It was recently reported that HSBC plans to move out of its global headquarters in Canary Wharf, London.
Research by property analytics provider CoStar has also revealed that vacant office space is at a record high, with an increase of 68% on the pre-pandemic level recorded in early 2020.
Reportedly Knight Frank and commercial real estate firm Cresa found that 50% the largest businesses they questioned expect to shrink their global workspaces.
Paradoxically the Cresa survey also found that this contrasts with the expectations of smaller firms surveyed – those with up to 10,000 employees – just over half (55%) of whom said they were expecting to increase their global office space.
Is this evidence of an increasing divide between businesses embracing hybrid working and smaller, greener, more flexible headquarters that is more convenient for employees and old command and control bosses mandating staff to be in the office the majority of the time?
Certainly, the move by HSBC and reportedly other large firms has given Canary Wharf some problems and an uncertain future.

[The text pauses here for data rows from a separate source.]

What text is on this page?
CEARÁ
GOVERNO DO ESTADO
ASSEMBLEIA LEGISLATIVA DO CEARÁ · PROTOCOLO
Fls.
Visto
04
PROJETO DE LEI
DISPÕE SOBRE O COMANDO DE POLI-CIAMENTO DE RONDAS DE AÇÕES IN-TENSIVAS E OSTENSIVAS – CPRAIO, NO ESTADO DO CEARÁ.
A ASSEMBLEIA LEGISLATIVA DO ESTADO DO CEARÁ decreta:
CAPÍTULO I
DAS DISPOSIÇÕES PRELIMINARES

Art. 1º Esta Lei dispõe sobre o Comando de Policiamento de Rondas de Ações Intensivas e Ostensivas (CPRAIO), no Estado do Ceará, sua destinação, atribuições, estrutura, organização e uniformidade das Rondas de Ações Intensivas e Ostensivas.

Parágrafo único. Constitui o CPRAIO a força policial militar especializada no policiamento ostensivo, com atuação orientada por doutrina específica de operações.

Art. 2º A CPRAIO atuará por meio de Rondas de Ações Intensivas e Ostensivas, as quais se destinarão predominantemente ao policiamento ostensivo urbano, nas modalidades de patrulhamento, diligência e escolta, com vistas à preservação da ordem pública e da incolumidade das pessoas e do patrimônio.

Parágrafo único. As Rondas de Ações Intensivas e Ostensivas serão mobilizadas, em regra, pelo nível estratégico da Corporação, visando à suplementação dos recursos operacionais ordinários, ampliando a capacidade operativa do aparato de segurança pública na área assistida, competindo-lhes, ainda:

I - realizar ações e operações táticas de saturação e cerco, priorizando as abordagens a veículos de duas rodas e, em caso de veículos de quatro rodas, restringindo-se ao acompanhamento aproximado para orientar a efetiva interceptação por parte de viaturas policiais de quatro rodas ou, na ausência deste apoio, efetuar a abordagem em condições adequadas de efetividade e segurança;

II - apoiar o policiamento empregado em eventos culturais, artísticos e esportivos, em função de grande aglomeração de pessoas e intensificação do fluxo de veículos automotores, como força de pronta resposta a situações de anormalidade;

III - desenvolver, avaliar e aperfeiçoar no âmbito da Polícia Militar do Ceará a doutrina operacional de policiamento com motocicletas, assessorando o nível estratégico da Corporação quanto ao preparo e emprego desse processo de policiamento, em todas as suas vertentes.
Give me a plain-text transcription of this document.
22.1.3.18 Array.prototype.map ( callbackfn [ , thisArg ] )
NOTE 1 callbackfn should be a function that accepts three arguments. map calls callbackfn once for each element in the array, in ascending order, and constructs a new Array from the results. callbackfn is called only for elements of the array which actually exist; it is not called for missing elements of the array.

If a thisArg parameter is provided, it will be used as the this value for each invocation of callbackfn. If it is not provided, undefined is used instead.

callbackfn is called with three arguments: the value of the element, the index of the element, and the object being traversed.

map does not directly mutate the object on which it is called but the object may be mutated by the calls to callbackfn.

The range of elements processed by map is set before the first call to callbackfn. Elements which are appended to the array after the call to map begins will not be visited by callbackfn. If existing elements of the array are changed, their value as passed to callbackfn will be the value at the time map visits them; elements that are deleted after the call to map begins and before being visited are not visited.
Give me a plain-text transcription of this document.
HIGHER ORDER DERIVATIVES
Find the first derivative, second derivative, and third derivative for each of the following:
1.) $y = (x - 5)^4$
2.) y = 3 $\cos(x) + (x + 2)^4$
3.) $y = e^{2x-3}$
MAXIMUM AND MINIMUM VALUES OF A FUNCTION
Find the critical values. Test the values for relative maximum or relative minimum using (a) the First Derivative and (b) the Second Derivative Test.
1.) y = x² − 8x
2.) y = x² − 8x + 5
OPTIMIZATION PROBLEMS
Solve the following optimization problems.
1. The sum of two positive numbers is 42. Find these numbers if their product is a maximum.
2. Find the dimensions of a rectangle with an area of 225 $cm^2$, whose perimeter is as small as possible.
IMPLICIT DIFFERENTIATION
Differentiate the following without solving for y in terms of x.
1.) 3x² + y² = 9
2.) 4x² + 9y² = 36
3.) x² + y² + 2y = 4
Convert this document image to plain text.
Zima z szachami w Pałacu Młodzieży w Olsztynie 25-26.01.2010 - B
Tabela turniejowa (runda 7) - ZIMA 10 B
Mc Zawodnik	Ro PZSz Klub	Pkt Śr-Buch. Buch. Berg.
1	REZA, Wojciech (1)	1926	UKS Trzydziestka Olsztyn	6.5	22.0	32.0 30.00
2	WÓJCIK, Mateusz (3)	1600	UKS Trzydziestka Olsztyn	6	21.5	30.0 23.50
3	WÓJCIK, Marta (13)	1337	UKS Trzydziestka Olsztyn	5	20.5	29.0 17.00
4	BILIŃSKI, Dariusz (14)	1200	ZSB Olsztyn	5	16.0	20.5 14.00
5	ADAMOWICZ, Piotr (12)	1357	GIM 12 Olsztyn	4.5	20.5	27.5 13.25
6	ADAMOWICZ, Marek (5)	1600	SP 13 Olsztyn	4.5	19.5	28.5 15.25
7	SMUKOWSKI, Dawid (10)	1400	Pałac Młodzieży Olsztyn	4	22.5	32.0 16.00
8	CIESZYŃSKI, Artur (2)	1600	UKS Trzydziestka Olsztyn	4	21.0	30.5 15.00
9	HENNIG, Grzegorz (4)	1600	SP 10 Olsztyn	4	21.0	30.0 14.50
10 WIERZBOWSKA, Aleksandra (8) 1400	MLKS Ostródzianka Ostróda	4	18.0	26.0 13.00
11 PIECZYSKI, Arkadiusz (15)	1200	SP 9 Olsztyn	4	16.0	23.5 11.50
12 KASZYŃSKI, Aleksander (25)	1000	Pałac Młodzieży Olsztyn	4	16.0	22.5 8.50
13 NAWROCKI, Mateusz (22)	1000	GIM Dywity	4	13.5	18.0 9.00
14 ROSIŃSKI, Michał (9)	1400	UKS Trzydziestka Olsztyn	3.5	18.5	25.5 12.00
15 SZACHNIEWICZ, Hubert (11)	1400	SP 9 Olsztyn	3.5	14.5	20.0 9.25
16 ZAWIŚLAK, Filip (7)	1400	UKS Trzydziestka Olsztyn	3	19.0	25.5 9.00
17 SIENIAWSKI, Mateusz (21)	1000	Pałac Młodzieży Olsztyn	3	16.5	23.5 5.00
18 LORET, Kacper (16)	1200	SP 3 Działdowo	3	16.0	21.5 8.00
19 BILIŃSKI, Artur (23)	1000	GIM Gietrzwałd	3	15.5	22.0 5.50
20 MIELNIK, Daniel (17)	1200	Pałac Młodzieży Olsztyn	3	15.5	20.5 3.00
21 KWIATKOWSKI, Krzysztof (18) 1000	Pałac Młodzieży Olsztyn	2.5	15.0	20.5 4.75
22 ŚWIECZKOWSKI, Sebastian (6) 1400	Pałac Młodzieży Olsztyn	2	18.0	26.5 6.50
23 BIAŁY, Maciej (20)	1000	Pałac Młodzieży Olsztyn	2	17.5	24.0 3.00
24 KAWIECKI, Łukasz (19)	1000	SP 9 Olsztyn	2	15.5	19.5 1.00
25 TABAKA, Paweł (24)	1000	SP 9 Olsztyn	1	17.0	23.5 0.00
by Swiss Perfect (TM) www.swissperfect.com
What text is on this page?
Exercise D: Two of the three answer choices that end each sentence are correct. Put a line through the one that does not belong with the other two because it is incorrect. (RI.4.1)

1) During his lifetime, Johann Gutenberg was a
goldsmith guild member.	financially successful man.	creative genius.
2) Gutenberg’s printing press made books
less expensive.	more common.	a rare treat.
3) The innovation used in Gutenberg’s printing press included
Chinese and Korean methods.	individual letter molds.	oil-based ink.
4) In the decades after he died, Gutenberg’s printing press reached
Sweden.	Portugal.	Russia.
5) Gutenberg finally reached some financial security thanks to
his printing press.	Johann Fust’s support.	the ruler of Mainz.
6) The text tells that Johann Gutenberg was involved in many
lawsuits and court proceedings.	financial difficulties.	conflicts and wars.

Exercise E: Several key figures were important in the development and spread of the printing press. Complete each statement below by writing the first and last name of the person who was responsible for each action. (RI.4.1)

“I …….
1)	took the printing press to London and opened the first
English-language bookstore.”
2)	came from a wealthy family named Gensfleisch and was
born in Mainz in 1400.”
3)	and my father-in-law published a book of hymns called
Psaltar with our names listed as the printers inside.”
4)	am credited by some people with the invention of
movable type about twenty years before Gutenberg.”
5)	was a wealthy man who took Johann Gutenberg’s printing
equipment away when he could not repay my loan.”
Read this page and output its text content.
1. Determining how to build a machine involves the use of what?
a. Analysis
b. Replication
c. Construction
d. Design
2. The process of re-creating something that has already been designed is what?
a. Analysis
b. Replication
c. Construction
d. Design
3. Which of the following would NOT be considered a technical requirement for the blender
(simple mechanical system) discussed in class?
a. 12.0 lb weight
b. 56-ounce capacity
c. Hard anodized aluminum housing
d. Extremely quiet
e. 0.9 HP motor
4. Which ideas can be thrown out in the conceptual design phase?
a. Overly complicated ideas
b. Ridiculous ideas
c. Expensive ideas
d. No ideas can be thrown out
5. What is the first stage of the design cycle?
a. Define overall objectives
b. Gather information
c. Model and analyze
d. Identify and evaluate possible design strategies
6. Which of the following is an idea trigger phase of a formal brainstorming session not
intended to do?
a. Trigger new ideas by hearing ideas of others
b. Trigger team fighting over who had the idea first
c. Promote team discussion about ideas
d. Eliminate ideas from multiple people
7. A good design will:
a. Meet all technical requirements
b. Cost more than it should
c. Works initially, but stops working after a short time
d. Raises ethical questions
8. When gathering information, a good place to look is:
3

Landlord Canary Wharf Group (CWG) has been trying to diversify to make the area more attractive by planning to build a life sciences hub, and courting technology and media companies as well as charities.
It has also added shops, bars and restaurants in recent years, landscaped the areas between its glass-and-steel towers and created a public art trail.
But with fewer workers travelling there and for fewer days and the ongoing problem that it is virtually deserted at night, how long can it last?
What do you think about the future of office work and purpose-built office districts?